Quel aura été le meilleur moment pour acheter des actions de Facebook? a) À son entrée en Bourse quand c'était la tendance du moment; b) Un an après quand plus personne n'en voulait; c) Aujourd'hui même alors que le titre est proche de son niveau record?

La deuxième réponse, probablement. L'aventure boursière de Facebook a bien profité aux contrarians (anticonformistes) qui savent acheter bas et vendre haut. C'est aussi l'illustration d'une autre grande leçon: bien connaître le produit que l'on acquiert.

Les investisseurs dits «qualifiés» qui ont acheté à l'aveugle lors de l'appel public à l'épargne de mai 2012 ont payé le gros prix pour mettre la main sur les actions les plus convoitées de l'année. Le titre du réseau social, émis à 38$US, avait déjà abandonné 11% de sa valeur au deuxième jour de sa cotation.

Outre des problèmes techniques accusés par le NASDAQ, l'introduction en Bourse ratée a mis en lumière un premier problème d'accès à l'information financière. La banque américaine Morgan Stanley a conservé un contrôle très strict sur la fourchette de prix et la taille exacte de la mise sur le marché, tenant dans l'ignorance les 32 autres institutions financières ayant participé à l'opération. Un partenaire a surnommé l'opération «le show Morgan Stanley».

Les boursicoteurs qui se sont jetés sur le titre en disgrâce sur la foi d'un premier bénéfice net trimestriel seulement n'ont guère fait mieux que les actionnaires de la première heure. Ils ont pu regarder ensemble le titre-vedette du web fondre du tiers, en moins d'un mois, miné par les inquiétudes liées au mobile.

Retour en grâce

Ce n'est que 14 mois après son départ raté que Facebook a finalement pu arracher un premier sourire à ses actionnaires. Le 31 juillet 2013, l'action retrouva pour la première fois en séance son prix d'introduction en Bourse.

Entre-temps, les analystes et les investisseurs diligents avaient pu étudier la situation en analysant attentivement les premiers rapports trimestriels suivis du bilan annuel exhaustif. Les observateurs ont pu mesurer l'impact réel de l'essor, tant redouté, des téléphones intelligents et des tablettes sur l'audience et le chiffre d'affaires du groupe. On a aussi pu quantifier l'apport des premières publicités insérées entre les états d'âme et les vidéos de chat de nos amis.

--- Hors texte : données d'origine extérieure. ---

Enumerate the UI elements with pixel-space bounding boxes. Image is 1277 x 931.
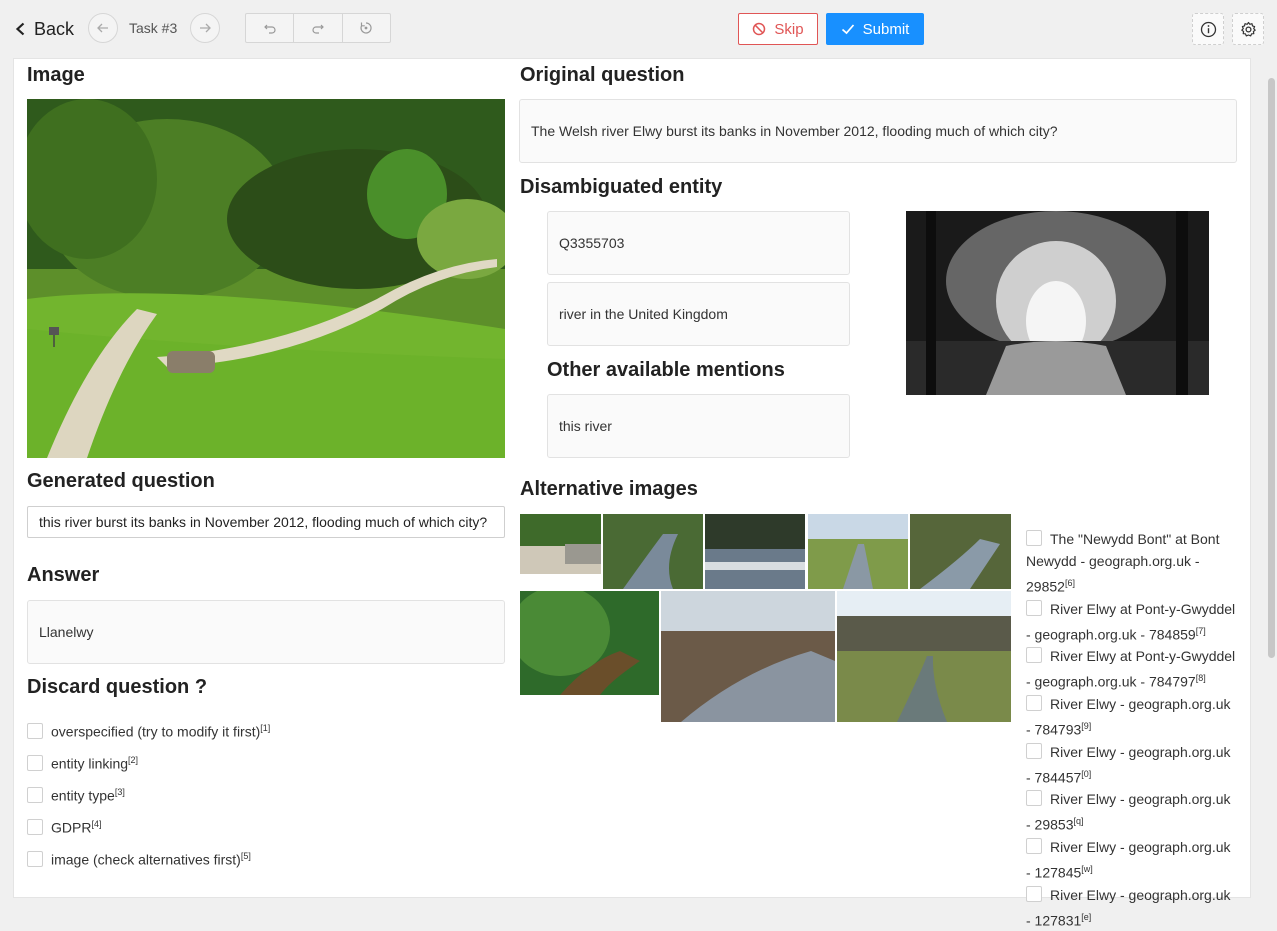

Au fil des mois, tenant le cap sans se soucier des déboires boursiers, le grand patron et fondateur Mark Zuckerberg s'est aussi appliqué à bien expliquer le modèle d'affaires peu commun ni évident de son entreprise, alors qu'il était resté silencieux et invisible aux premiers jours du brassage en Bourse de ses actions. Pour mal faire, le jeune homme de 29 ans était à Rome, en lune de miel, à ce moment critique.

Réponse spectaculaire

La réponse des marchés a été spectaculaire. La hausse boursière enclenchée à l'été s'est poursuivie à la faveur des bons résultats financiers, jusqu'à un sommet historique de 62,57$US, jeudi dernier, suivi d'un repli à 61,46$US, hier. Pour la suite, le choeur des analystes est très majoritairement «acheteur», cependant que le potentiel de gain attendu n'est plus que de 11%.

---------------

LA RECOMMANDATION

Rappelons la sagesse de l'oracle d'Omaha. Warren Buffett s'était bien gardé de recommander Facebook en dépit de son amitié avec Mark Zuckerberg, se laissant beaucoup de temps pour en juger la vraie valeur. On retiendra aussi ce commentaire de la première heure: «L'idée que quelque chose qui sort... qui est offert avec des commissions importantes, plein de publicité, que le vendeur choisisse son moment pour vendre, puisse être le meilleur investissement que je peux faire dans le monde parmi des milliers de choix, est mathématiquement impossible», avait déclaré M. Buffett en entrevue à CNN.